In moving scenes at Prague airport, the first of 37 families rescued from Iraq arrived in late January.
Majid Rashid, one of the first ten arrivals, expressed relief: “For Christians, life is very hard in Iraq, we could describe it like living hell.”
He declared: “For us living in Iraq means giving your life and accepting death moment after moment.”
Two Czech government officials, a member of the European Parliament and the waiting media welcomed the first Iraqi arrivals. Their escape was funded by British relief charity Barnabas Fund’s Operation Safe Havens project, which still hopes the UK government will also open its doors to Christian refugees from Iraq and Syria. Currently the UK government is only taking refugees from UN camps, whereas Christians are fleeing to temporary shelter in churches.
153 Iraqis are expected to arrive in four main groups over the next two months on refugee visas supplied especially by the government of the Czech Republic. Barnabas will also support their first year costs of resettlement in partnership with Czech charity, Foundation Generation 21.

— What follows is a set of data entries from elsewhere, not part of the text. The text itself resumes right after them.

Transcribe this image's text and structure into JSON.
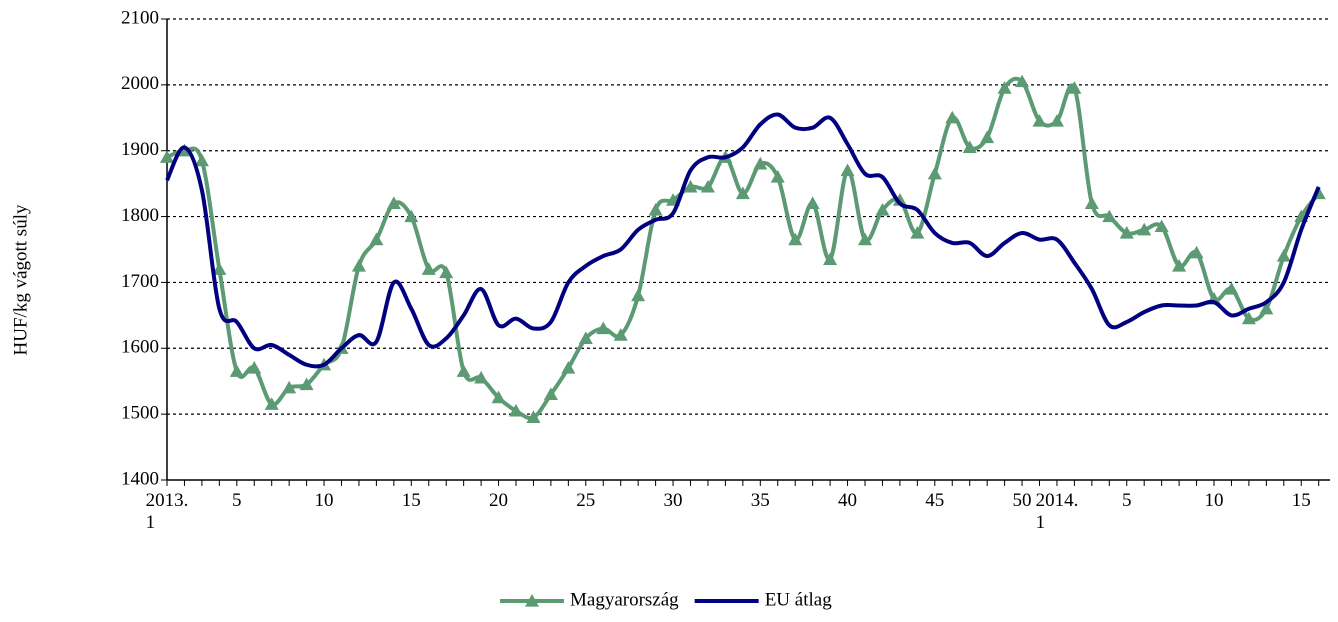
{
  "chart_data": {
    "type": "line",
    "y_label": "HUF/kg vágott súly",
    "categories": [
      "2013.\n1",
      null,
      null,
      null,
      "5",
      null,
      null,
      null,
      null,
      "10",
      null,
      null,
      null,
      null,
      "15",
      null,
      null,
      null,
      null,
      "20",
      null,
      null,
      null,
      null,
      "25",
      null,
      null,
      null,
      null,
      "30",
      null,
      null,
      null,
      null,
      "35",
      null,
      null,
      null,
      null,
      "40",
      null,
      null,
      null,
      null,
      "45",
      null,
      null,
      null,
      null,
      "50",
      null,
      "2014.\n1",
      null,
      null,
      null,
      "5",
      null,
      null,
      null,
      null,
      "10",
      null,
      null,
      null,
      null,
      "15",
      null
    ],
    "series": [
      {
        "name": "Magyarország",
        "color": "#5b9a72",
        "marker": "triangle",
        "values": [
          1890,
          1900,
          1885,
          1720,
          1565,
          1570,
          1515,
          1540,
          1545,
          1575,
          1600,
          1725,
          1765,
          1820,
          1800,
          1720,
          1715,
          1565,
          1555,
          1525,
          1505,
          1495,
          1530,
          1570,
          1615,
          1630,
          1620,
          1680,
          1810,
          1825,
          1845,
          1845,
          1890,
          1835,
          1880,
          1860,
          1765,
          1820,
          1735,
          1870,
          1765,
          1810,
          1825,
          1775,
          1865,
          1950,
          1905,
          1920,
          1995,
          2005,
          1945,
          1945,
          1995,
          1820,
          1800,
          1775,
          1780,
          1785,
          1725,
          1745,
          1675,
          1690,
          1645,
          1660,
          1740,
          1800,
          1835
        ]
      },
      {
        "name": "EU átlag",
        "color": "#000080",
        "marker": "none",
        "values": [
          1855,
          1905,
          1840,
          1660,
          1640,
          1600,
          1605,
          1590,
          1575,
          1575,
          1600,
          1620,
          1610,
          1700,
          1660,
          1605,
          1615,
          1650,
          1690,
          1635,
          1645,
          1630,
          1640,
          1700,
          1725,
          1740,
          1750,
          1780,
          1795,
          1805,
          1870,
          1890,
          1890,
          1905,
          1940,
          1955,
          1935,
          1935,
          1950,
          1910,
          1865,
          1860,
          1820,
          1810,
          1775,
          1760,
          1760,
          1740,
          1760,
          1775,
          1765,
          1765,
          1730,
          1690,
          1635,
          1640,
          1655,
          1665,
          1665,
          1665,
          1670,
          1650,
          1660,
          1670,
          1700,
          1780,
          1845
        ]
      }
    ],
    "ylim": [
      1400,
      2100
    ],
    "yticks": [
      1400,
      1500,
      1600,
      1700,
      1800,
      1900,
      2000,
      2100
    ],
    "grid": true,
    "legend": "bottom"
  }
}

Barnabas Fund’s Chief Executive, Hendrik Storm, travelled to Prague to welcome the newcomers and praised the Czech government and Czech partners for recognising the “desperate plight” facing Iraqi and Syrian Christians: “We pay tribute to the vision and bravery of the Czech government in recognising that Christians are uniquely targeted and abandoned by the international community.”
Foundation Generation 21 will be on the front line of providing care, counselling and support for refugees to resettle in the Czech Republic over the next year. Jan Talafant of Foundation Generation 21 praised the contribution of Barnabas Fund’s Operation Safe Havens in making the operation possible.
“From the very beginning we were telling the Czech government that we have a strong financial partner in Great Britain, Barnabas Fund. They had many questions about financing the project, so it was very helpful in the whole process of receiving agreement from the Czech government. Without you the project would not be possible.”
Barnabas Fund’s first Operation Safe Havens evacuation took place in July last year and involved the evacuation of over 50 Syrian Christian families to Warsaw.
Lord Weidenfeld
The late Lord Weidenfeld, who died this January aged 96, helped to fund and support Operation Safe Haven. Although he became famous as founder of the publishing house Weidenfeld and Nicolson, young Georg Weidenfeld had experienced being a refugee from Austria as a boy to escape the Nazis. Thanks to the care of a Plymouth Brethren family (not Quaker as reported in the last issue of this paper), who also helped his father to flee Austria, he wanted to help Christians as they had helped him. Interviewed by Revelation TV last November, Lord Weidenfeld recalled becoming close to the late Pope John Paul II who had told him, “The Jews are the elder brother of the Church.”